Tuesday 28 October 2014

The New Testament and the People of God

This volume, one of the early ones in Tom Wright's corpus on NT theology, was published in 1992. I have had a copy on my shelf for almost as long. This month I read it (mostly in Nigeria, during free afternoons whilst in Anyigba to teach at the seminary of the Christian Evangelical Fellowship of Nigeria and then preach at their annual Convention).

The book has about 150 pages of prolegomena on literature, theology and history and how they need to be studied to produce NT theology; 140 pages at the end on the church in the first century; and 200 pages or so in the middle on Second Temple Judaism (2TJ).

It is a good read. It helps to see Christianity in the light of the Judaism of the period (allowing for not taking Wright's interpretation of 2TJ uncritically) and this is certainly an area where I have done too little study in the past.

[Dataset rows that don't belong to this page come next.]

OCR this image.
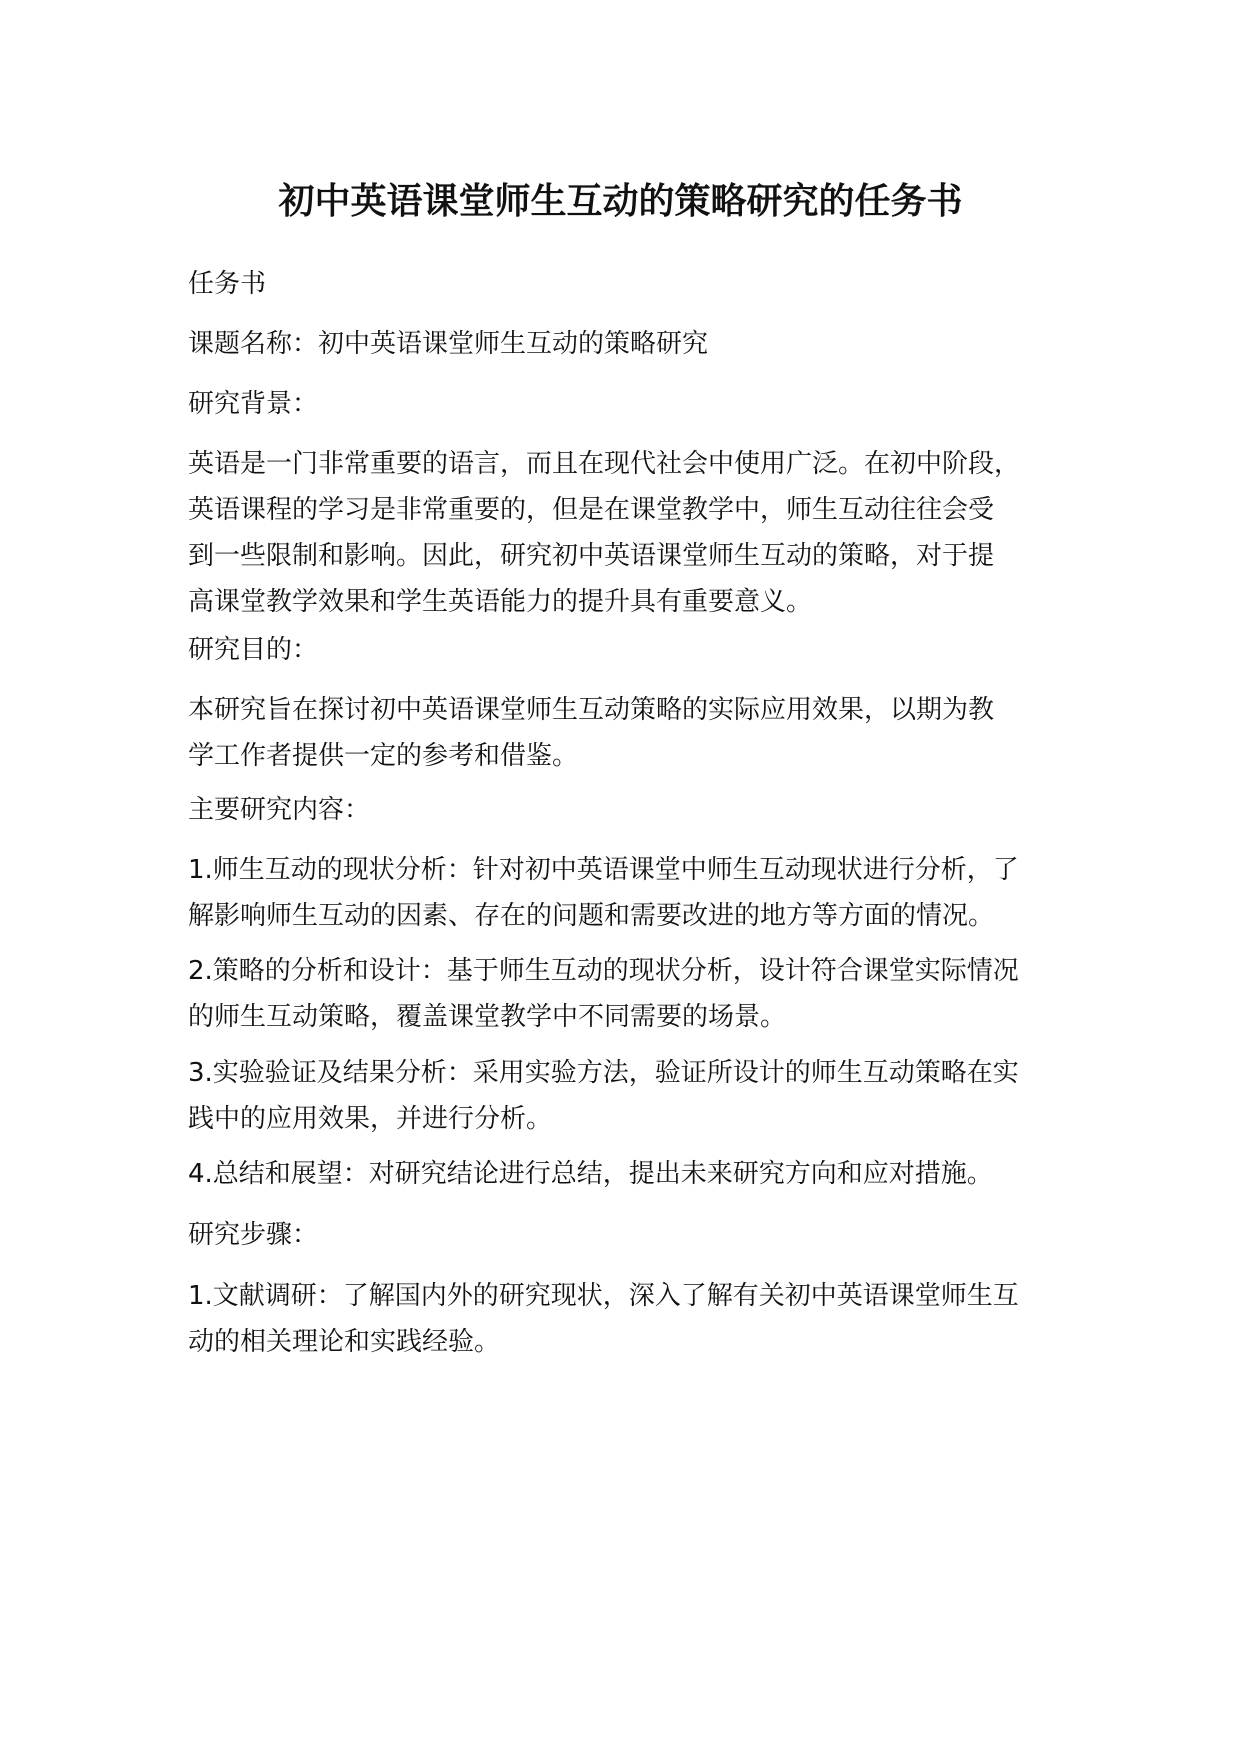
初中英语课堂师生互动的策略研究的任务书
任务书
课题名称：初中英语课堂师生互动的策略研究
研究背景：
英语是一门非常重要的语言，而且在现代社会中使用广泛。在初中阶段，
英语课程的学习是非常重要的，但是在课堂教学中，师生互动往往会受
到一些限制和影响。因此，研究初中英语课堂师生互动的策略，对于提
高课堂教学效果和学生英语能力的提升具有重要意义。
研究目的：
本研究旨在探讨初中英语课堂师生互动策略的实际应用效果，以期为教
学工作者提供一定的参考和借鉴。
主要研究内容：
1.师生互动的现状分析：针对初中英语课堂中师生互动现状进行分析，了
解影响师生互动的因素、存在的问题和需要改进的地方等方面的情况。
2.策略的分析和设计：基于师生互动的现状分析，设计符合课堂实际情况
的师生互动策略，覆盖课堂教学中不同需要的场景。
3.实验验证及结果分析：采用实验方法，验证所设计的师生互动策略在实
践中的应用效果，并进行分析。
4.总结和展望：对研究结论进行总结，提出未来研究方向和应对措施。
研究步骤：
1.文献调研：了解国内外的研究现状，深入了解有关初中英语课堂师生互
动的相关理论和实践经验。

When reading Wright, one would really think that Jews of the era were just potential Christians waiting to hear of Christ, so friendly is his presentation of 2TJ. In reading the NT, one is in a different atmosphere altogether, whether in the letters of Paul or the gospels. But - it is interesting to note that when, in dealing with the areas of continuity between Judaism and Christianity, Wright seems to be drawing much more on the Old Testament - on which I am sure most of us would have little disagreement. 2TJ seems to feature rather less in this section, as if the degree of continuity between it and Christianity is not so marked.

Wright just hints at what will in later volumes become his re-interpretation of Paul and particularly the doctrine of justification.

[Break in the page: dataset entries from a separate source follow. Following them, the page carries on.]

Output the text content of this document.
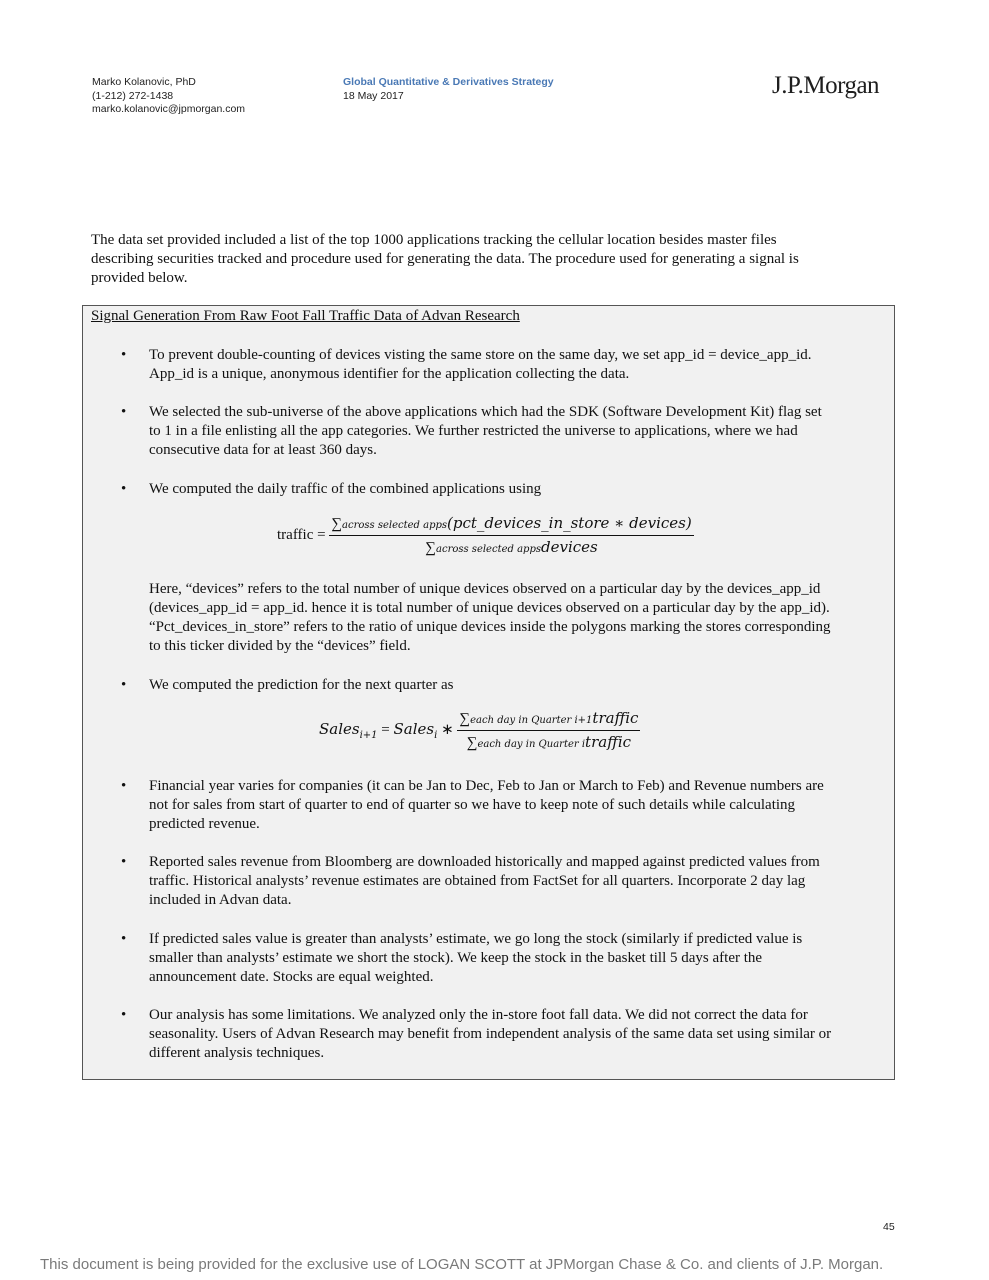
Marko Kolanovic, PhD
(1-212) 272-1438
marko.kolanovic@jpmorgan.com
Global Quantitative & Derivatives Strategy
18 May 2017	J.P.Morgan
The data set provided included a list of the top 1000 applications tracking the cellular location besides master files
describing securities tracked and procedure used for generating the data. The procedure used for generating a signal is
provided below.
Signal Generation From Raw Foot Fall Traffic Data of Advan Research
• To prevent double-counting of devices visting the same store on the same day, we set app_id = device_app_id.
App_id is a unique, anonymous identifier for the application collecting the data.
• We selected the sub-universe of the above applications which had the SDK (Software Development Kit) flag set
to 1 in a file enlisting all the app categories. We further restricted the universe to applications, where we had
consecutive data for at least 360 days.
• We computed the daily traffic of the combined applications using
traffic = $\frac{\text{∑across selected apps(pct\_devices\_in\_store ∗ devices)}}{\text{∑across selected appsdevices}}$
Here, “devices” refers to the total number of unique devices observed on a particular day by the devices_app_id
(devices_app_id = app_id. hence it is total number of unique devices observed on a particular day by the app_id).
“Pct_devices_in_store” refers to the ratio of unique devices inside the polygons marking the stores corresponding
to this ticker divided by the “devices” field.
• We computed the prediction for the next quarter as
Sales$_{i+1}$ = Sales$_i$ ∗ $\frac{\text{∑each day in Quarter i+1traffic}}{\text{∑each day in Quarter itraffic}}$
• Financial year varies for companies (it can be Jan to Dec, Feb to Jan or March to Feb) and Revenue numbers are
not for sales from start of quarter to end of quarter so we have to keep note of such details while calculating
predicted revenue.
• Reported sales revenue from Bloomberg are downloaded historically and mapped against predicted values from
traffic. Historical analysts’ revenue estimates are obtained from FactSet for all quarters. Incorporate 2 day lag
included in Advan data.
• If predicted sales value is greater than analysts’ estimate, we go long the stock (similarly if predicted value is
smaller than analysts’ estimate we short the stock). We keep the stock in the basket till 5 days after the
announcement date. Stocks are equal weighted.
• Our analysis has some limitations. We analyzed only the in-store foot fall data. We did not correct the data for
seasonality. Users of Advan Research may benefit from independent analysis of the same data set using similar or
different analysis techniques.
45
This document is being provided for the exclusive use of LOGAN SCOTT at JPMorgan Chase & Co. and clients of J.P. Morgan.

Two things are particularly irritating about Wright's polemics against traditional evangelicalism: his setting up caricatures of his opponents, 'straw men', particularly that of the evangelical who apparently never does any serious study; and his little jibes here and there about conservative evangelicals who are (for example) 'more familiar with the Pelagian controversy than with 2TJ'. I have rarely met any evangelicals familiar with the Pelagian controversy. But the point Wright is trying to make of course is the hoary one about interpreting Paul through Lutheran or Augustinian lenses.

All I can say is that looking at the NT through Luther's lenses still gives a much truer and more consistent interpretation of the Scriptures than that informed by the Judaism of which Wright seems so enamoured.